Lei continua a dire:
- Domani le portiamo nostra figlia.
Fissa il parabrezza col suo sguardo da testa decapitata e ripete:
- Domani le portiamo nostra figlia.
Succhia il sangue del labbro martoriato e dice ancora e ancora:
- Domani le portiamo nostra figlia.
Io ovviamente annuisco, anche se la frase «Domani le portiamo nostra figlia» mi appare comprensibile una volta e priva di senso la volta dopo.
Alla reception dell’albergo il tizio col fucile a pompa ha ceduto il posto al direttore, il quale ci ha tenuto in caldo due crèpe all’ananas cucinate poco fa da lui in persona e ora per cinque dollari si offre anche di accompagnarci a Baissin Blue.
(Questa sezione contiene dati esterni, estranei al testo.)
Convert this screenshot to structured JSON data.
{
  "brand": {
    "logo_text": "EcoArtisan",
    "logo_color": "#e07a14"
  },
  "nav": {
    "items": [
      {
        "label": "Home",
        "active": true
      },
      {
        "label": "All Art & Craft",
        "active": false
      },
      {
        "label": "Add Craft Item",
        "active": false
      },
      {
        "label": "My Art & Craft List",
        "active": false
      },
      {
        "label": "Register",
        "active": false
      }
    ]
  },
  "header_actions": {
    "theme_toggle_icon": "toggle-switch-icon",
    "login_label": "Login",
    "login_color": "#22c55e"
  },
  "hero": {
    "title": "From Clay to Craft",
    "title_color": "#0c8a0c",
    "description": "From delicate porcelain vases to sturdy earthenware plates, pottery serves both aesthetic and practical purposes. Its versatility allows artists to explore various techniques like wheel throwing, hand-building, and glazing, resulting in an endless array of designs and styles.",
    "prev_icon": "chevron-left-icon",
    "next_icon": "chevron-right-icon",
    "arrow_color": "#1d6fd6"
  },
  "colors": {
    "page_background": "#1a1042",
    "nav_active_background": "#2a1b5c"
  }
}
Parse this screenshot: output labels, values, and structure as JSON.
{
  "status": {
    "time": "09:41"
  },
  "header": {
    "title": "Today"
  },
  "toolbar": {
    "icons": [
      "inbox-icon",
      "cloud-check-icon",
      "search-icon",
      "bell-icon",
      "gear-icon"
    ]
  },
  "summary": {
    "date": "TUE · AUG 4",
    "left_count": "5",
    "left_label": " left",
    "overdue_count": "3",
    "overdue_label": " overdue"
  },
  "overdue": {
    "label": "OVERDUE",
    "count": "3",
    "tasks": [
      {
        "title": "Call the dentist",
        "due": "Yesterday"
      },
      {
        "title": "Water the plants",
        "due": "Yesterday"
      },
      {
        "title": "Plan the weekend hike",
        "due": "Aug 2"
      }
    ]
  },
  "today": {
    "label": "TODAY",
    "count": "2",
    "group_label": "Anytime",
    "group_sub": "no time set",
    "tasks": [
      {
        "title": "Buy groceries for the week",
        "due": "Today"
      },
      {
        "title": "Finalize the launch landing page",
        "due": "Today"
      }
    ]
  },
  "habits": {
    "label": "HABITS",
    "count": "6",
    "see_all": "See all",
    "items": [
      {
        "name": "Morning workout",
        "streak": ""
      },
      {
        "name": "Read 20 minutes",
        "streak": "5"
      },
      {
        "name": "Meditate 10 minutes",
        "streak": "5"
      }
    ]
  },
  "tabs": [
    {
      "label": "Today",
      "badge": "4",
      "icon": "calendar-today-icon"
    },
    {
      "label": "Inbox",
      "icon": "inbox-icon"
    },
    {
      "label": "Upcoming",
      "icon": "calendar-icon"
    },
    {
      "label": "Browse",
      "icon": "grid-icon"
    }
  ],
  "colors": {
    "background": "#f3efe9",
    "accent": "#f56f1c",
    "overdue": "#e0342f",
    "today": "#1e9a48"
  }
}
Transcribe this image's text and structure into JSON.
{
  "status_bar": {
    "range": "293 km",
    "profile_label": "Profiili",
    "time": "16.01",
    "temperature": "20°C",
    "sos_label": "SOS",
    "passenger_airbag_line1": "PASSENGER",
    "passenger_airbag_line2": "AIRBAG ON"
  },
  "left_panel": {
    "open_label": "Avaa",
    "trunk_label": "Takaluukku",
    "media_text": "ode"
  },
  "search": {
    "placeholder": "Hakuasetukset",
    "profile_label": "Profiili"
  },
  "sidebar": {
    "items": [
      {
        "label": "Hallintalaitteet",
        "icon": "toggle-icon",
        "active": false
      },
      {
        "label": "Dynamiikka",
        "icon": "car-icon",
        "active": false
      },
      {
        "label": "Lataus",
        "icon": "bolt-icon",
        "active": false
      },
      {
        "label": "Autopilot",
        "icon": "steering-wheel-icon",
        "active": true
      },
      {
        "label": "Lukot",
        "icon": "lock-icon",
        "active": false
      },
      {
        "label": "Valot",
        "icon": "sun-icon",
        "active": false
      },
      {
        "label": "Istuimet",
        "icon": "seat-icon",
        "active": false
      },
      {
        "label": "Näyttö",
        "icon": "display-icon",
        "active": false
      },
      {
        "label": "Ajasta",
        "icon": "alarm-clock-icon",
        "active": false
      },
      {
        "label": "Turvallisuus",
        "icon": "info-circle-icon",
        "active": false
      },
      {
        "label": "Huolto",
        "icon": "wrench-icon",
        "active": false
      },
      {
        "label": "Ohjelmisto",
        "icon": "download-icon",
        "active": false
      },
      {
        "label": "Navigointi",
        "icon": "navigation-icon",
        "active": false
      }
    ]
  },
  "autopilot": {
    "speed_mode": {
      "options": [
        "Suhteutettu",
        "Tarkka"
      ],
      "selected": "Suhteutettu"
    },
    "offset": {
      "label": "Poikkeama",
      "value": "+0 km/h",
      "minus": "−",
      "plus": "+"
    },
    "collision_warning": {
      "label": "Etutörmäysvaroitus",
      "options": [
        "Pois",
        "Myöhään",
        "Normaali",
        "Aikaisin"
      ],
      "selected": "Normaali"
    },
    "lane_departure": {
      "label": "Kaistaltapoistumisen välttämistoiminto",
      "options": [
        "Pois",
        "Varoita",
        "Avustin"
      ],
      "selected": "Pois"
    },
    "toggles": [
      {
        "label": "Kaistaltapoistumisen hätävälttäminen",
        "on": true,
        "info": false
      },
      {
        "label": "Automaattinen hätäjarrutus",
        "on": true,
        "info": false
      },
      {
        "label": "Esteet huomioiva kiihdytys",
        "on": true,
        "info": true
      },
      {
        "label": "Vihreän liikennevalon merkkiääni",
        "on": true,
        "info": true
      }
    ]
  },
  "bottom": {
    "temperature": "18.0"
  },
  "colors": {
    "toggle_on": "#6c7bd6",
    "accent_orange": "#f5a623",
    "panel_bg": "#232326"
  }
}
Mangiamo la pappetta stucchevole del direttore Jean per mostrargli che non ci fa schifo la roba cucinata da un nero con le unghie incrostate di uovo e per mostrare a noi stessi che non moriremo avvelenati, che nessuna febbre ci fermerà, per negare insomma che stiamo crollando. Dopo la doccia Maura si trucca, anche. Giusto un filo di rossetto dello stesso colore dei capelli, un altro piccolo pezzo di training autogeno. Non ci resta che scalare la scarpata verso il lettino di Fiona.
Jean guida la jeep come se non ci fosse il precipizio, si gira verso di noi, si sbraccia per indicarci la cascata, saluta chiunque scenda da qui con più di un mulo e, per lasciare il passo alle bestie, mette ogni volta due pneumatici quasi nel vuoto. Questo vuole farmi un favore, mi dico. Ma si sbaglia. Io non voglio morire, devo tornare a Szeged, non posso morire, c’è Agota che mi aspetta laggiù e ormai neanche Maura muore più. Grazie per il pensiero, ma ormai ci siamo. Nessuno può più morire, adesso dobbiamo proprio cominciare.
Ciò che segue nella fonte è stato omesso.